23 ou 24 septembre
Sainte Thècle
Le chanvre et l’équinoxe
EQUINOXE D’AUTOMNE
Sainte
Thècle (“Théo-cleïa” :
Gloire de Dieu ou ”thèkè” : boîte,
rapproché de Thikai : cercueil)
Sainte de la bonne mort.
A Iconium, (Konya dans
l’actuelle Turquie), Saint Paul, qui prêchait dans la région,
logeait chez Onésiphore. Les gens y venaient en assemblée. Parmi eux se trouvait
une fille qui s’appelait Thècle. Sa mère, qui
s’appelait Théoclie, l’avait fiancé à un riche seigneur
appelé Thamyris.
Mais influencée par
les prédications de Saint Paul, Thècle se fit chrétienne
et renonça au mariage.
Lorsque Paul fut mis en
prison, elle donnait ses joyaux aux gardiens afin de pouvoir entrer et le voir.
Théoclie, apprenant
que sa fille avait renoncé au mariage, entra dans une grande fureur et
fut près de la tuer de ses propres mains. Vous pensez, tous les
avantages d’une telle union échapperait à la famille !
Elle accusa alors sa fille,
devant le juge, d’être chrétienne et incapable de tenir les
promesses de mariage qu’elle avait faite. Elle lui demanda de la faire
brûler vive si elle ne changeait pas d’avis.
Le juge fit comparaître
Thècle.
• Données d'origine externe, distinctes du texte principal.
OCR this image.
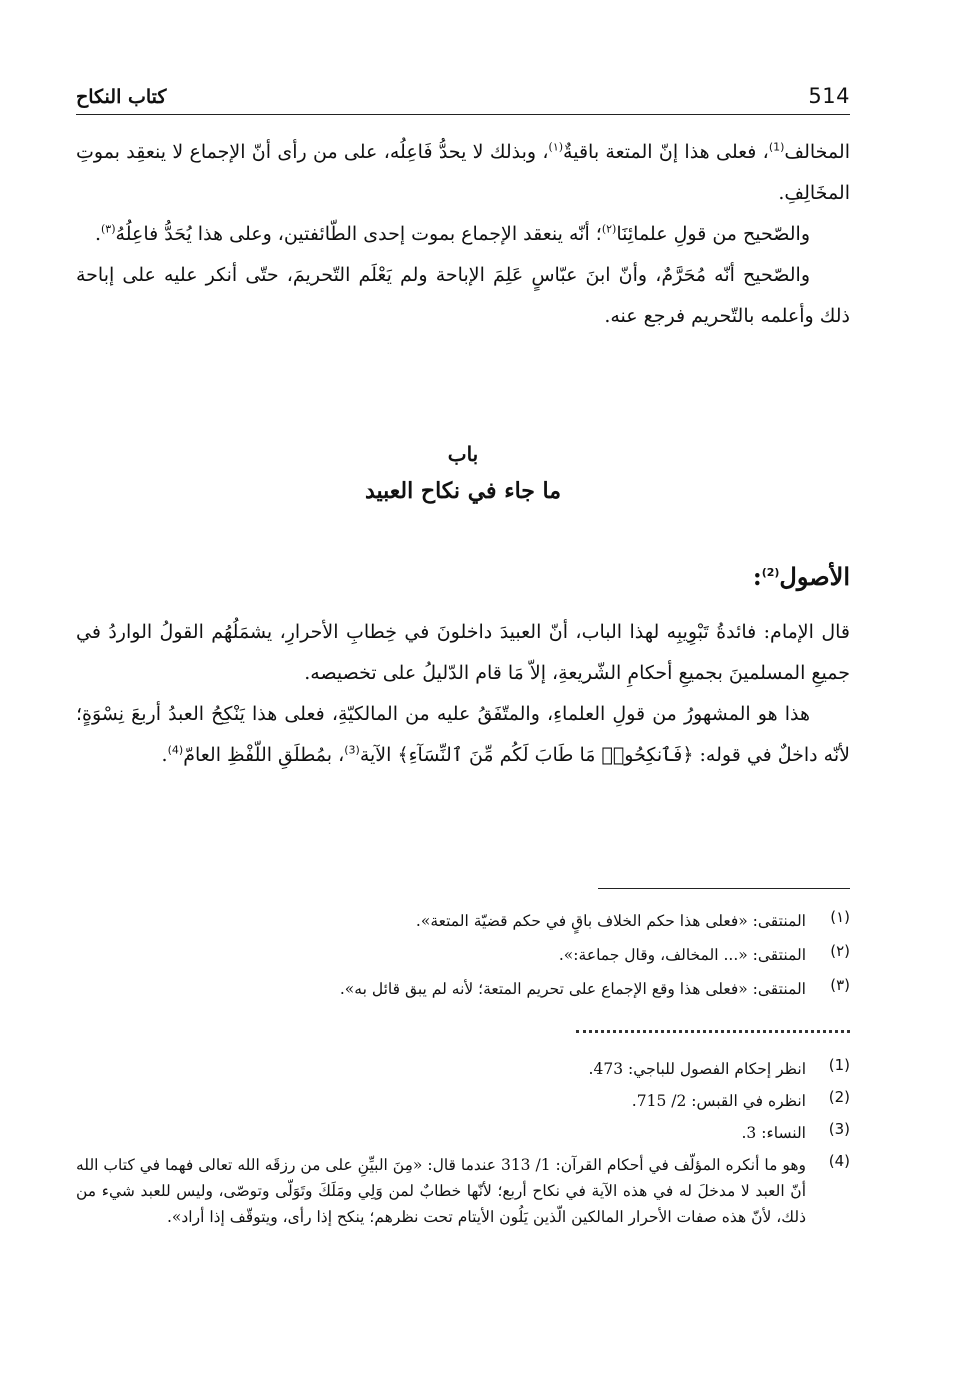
كتاب النكاح	514

المخالف$^{(1)}$، فعلى هذا إنّ المتعة باقيةٌ$^{(١)}$، وبذلك لا يحدُّ فَاعِلُه، على من رأى أنّ الإجماع لا ينعقِد بموتِ المخَالِفِ.

والصّحيح من قولِ علمائِنَا$^{(٢)}$؛ أنّه ينعقد الإجماع بموت إحدى الطّائفتين، وعلى هذا يُحَدُّ فاعِلُهُ$^{(٣)}$.

والصّحيح أنّه مُحَرَّمٌ، وأنّ ابنَ عبّاسٍ عَلِمَ الإباحة ولم يَعْلَم التّحريمَ، حتّى أنكر عليه على إباحة ذلك وأعلمه بالتّحريم فرجع عنه.

باب
ما جاء في نكاح العبيد
الأصول$^{(2)}$:

قال الإمام: فائدةُ تَبْوِيبِه لهذا الباب، أنّ العبيدَ داخلونَ في خِطابِ الأحرارِ، يشمَلُهُم القولُ الواردُ في جميعِ المسلمينَ بجميعِ أحكامِ الشّريعةِ، إلاّ مَا قام الدّليلُ على تخصيصه.

هذا هو المشهورُ من قولِ العلماءِ، والمتّفَقُ عليه من المالكيّةِ، فعلى هذا يَنْكِحُ العبدُ أربعَ نِسْوَةٍ؛ لأنّه داخلٌ في قوله: ﴿فَٱنكِحُوا۟ مَا طَابَ لَكُم مِّنَ ٱلنِّسَآءِ﴾ الآية$^{(3)}$، بمُطلَقِ اللّفْظِ العامّ$^{(4)}$.

(١)
المنتقى: «فعلى هذا حكم الخلاف باقٍ في حكم قضيّة المتعة».
(٢)
المنتقى: «... المخالف، وقال جماعة:».
(٣)
المنتقى: «فعلى هذا وقع الإجماع على تحريم المتعة؛ لأنه لم يبق قائل به».
(1)
انظر إحكام الفصول للباجي: 473.
(2)
انظره في القبس: 2/ 715.
(3)
النساء: 3.
(4)
وهو ما أنكره المؤلّف في أحكام القرآن: 1/ 313 عندما قال: «مِنَ البيِّنِ على من رزقَه الله تعالى فهما في كتاب الله أنّ العبد لا مدخلَ له في هذه الآية في نكاح أربع؛ لأنّها خطابٌ لمن وَلِي ومَلَكَ وتَوَلّى وتوصّى، وليس للعبد شيء من ذلك، لأنّ هذه صفات الأحرار المالكين الّذين يَلُون الأيتام تحت نظرهم؛ ينكح إذا رأى، ويتوقّف إذا أراد».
Comme elle restait sur ses positions, il fit allumer un grand
brasier et commanda d’y jeter Thècle.
Mais Thècle fit le
signe de croix, puis, Hop ! la voila entrée dans le brasier avant
même que les soldats aient eu le temps de l’y pousser. A l’instant même, il se mit
à tomber des cordes, que dis-je, des câbles, et la pluie
éteignit le bûcher. Tout le monde s’enfuit pour chercher
à s’abriter et Thècle en profita pour déguerpir
à toute vitesse et s’éloigner si rapidement de la ville que
personne ne put s’opposer à sa fuite.
Elle courut partout à
la recherche de son apôtre bien aimé : Paul. Elle finit par le retrouver
caché dans un lieu solitaire, non loin d’Iconium.
Thècle le suivit
partout où il allait prêcher. Au bout de quelques temps, ils
partirent vers Antioche (Antakia de Turquie) C’est là
qu’elle se fixa.
Elle était si belle
qu’un notable de la ville, Alexandre, tomba amoureux d’elle. Comme
elle refusait ses avances, il l’insulta en public. Mais elle se rua sur
lui, lui déchira sa tunique et lui arracha la couronne qu’il
portait. Mais Alexandre se défendit, l’empoigna et la conduisit
devant le gouverneur qui la condamna à être dévorée
par les bêtes.
A l’heure du supplice,
on la mit nue dans l’arène et on lâcha une lionne furieuse
qui vint se coucher devant elle en lui léchant les pieds. Puis on
lâcha d’autres bêtes qui ne la touchèrent pas. Dieu
l’avait enveloppée d’un nuage de feu afin que personne ne
vit sa nudité. Même les bêtes ne levaient pas la tête,
par pudeur, et se contentaient de lui lécher les orteils.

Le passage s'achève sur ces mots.